A group of flashes traveled up and down the vertical collection of pipes that hung from the center of the damaged dome. More explosives being triggered.
Each flash backlit the structure the way lightning might silhouette an abandoned building. What was left of the dome had already collided with the station and slid off to the side. It scraped downward and lodged against a seam, an act which proved to be the last nail in the coffin for the lab.
The hull plating buckled, and the water crushed it inward, mashing it like a giant foot stepping on a tin can. A surge of light and air blasted outward, sending a shock wave across the flooded pit. Hayley and Wiggins were actually sucked backward toward the station for a second before being thrown violently forward as clouds of sediment exploded out of the dark.
As the concussion wave hit, the speeder was tossed around like a child’s toy. Kurt banged his head against the canopy as it tumbled. He spun around and caught sight of Hayley and Wiggins just as the churning waves of silt swallowed them whole.
THIRTEEN
The noise reached Joe through the fog of sleep. At first, it sounded like a sprinkler irrigating a field, repetitive and sharp, only slower: chih-chih-chih-chih-chih…
Joe’s mind wandered to the stretches of farmland he’d grown up around in New Mexico and the high-pressure irrigation that was used to bring the desert to life. Somehow, even half asleep, he knew he wasn’t in New Mexico.
When he opened his eyes, the world was a blur. He tasted something salty and put a hand to his mouth, it came away red with blood. Blood that was trickling from a gash in his forehead, running down his nose and onto his lips.
His vision began to clear, and he realized he was in the driver’s seat of a motor vehicle. The windshield in front of him was smashed in a starburst pattern that lined up with his head. The nose of the vehicle was pointed down at a sharp angle, like he’d driven into a ditch.
Even as his other symptoms cleared, the strange noise continued. It even became more distinct, sounding for all the world like a giant fan turning at moderate speed.
Shouts from outside the Jeep reached his ears.
“Over here,” someone said.
“Get a crowbar.”
The door beside him moved. Fingers appeared around the edge and wrenched it several inches. A face appeared in the gap.
“Are you okay, mate?” a man in army fatigues asked.
Joe put a hand to the gash on his forehead. “I’ve been better.”
“Sit tight. We’re gonna get you out.”
The soldier went to work on the bent and twisted door, helped by another soldier who’d brought a crowbar. Together, they forced the door wider an inch at a time.
As they worked, Joe’s memory returned. He was in Australia. He’d been chasing after another vehicle. He tried to peer around the starburst in the windshield for any sign of the hovercraft, thinking for a moment that they might have hit head-on. He saw only the dirt wall of the gully he’d gone into.

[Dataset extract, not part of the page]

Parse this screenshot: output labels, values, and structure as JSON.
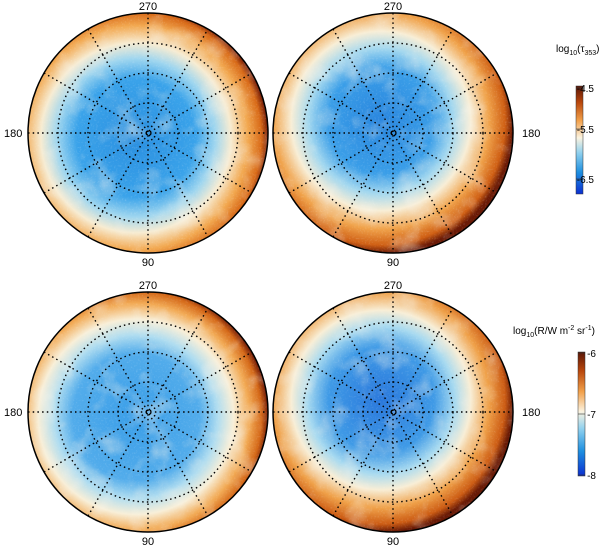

The door beside him finally broke loose, and the soldiers reached in to help him. With care, they pulled him free of the mangled wreck. As one of them searched the Jeep, the other led Joe out of the ditch and toward a tan-colored NH90 helicopter with Australian military markings.
Now Joe realized where the odd sound had been coming from. The rotors above the big transport were still turning.
A stern-looking man in a black suit met him a few feet from the helicopter’s door.
“Are you the one who called us in?” the man asked. “On Bradshaw’s radio?”
Joe nodded. “What happened?”
“What do you mean?”
“The guys I was chasing,” Joe explained, “did you catch them? They were in a hovercraft.”
The man raised an eyebrow. “Hovercraft?”
“I know it sounds crazy,” Joe said, “but that’s what they were driving. Afraid I can’t give you a make and model.”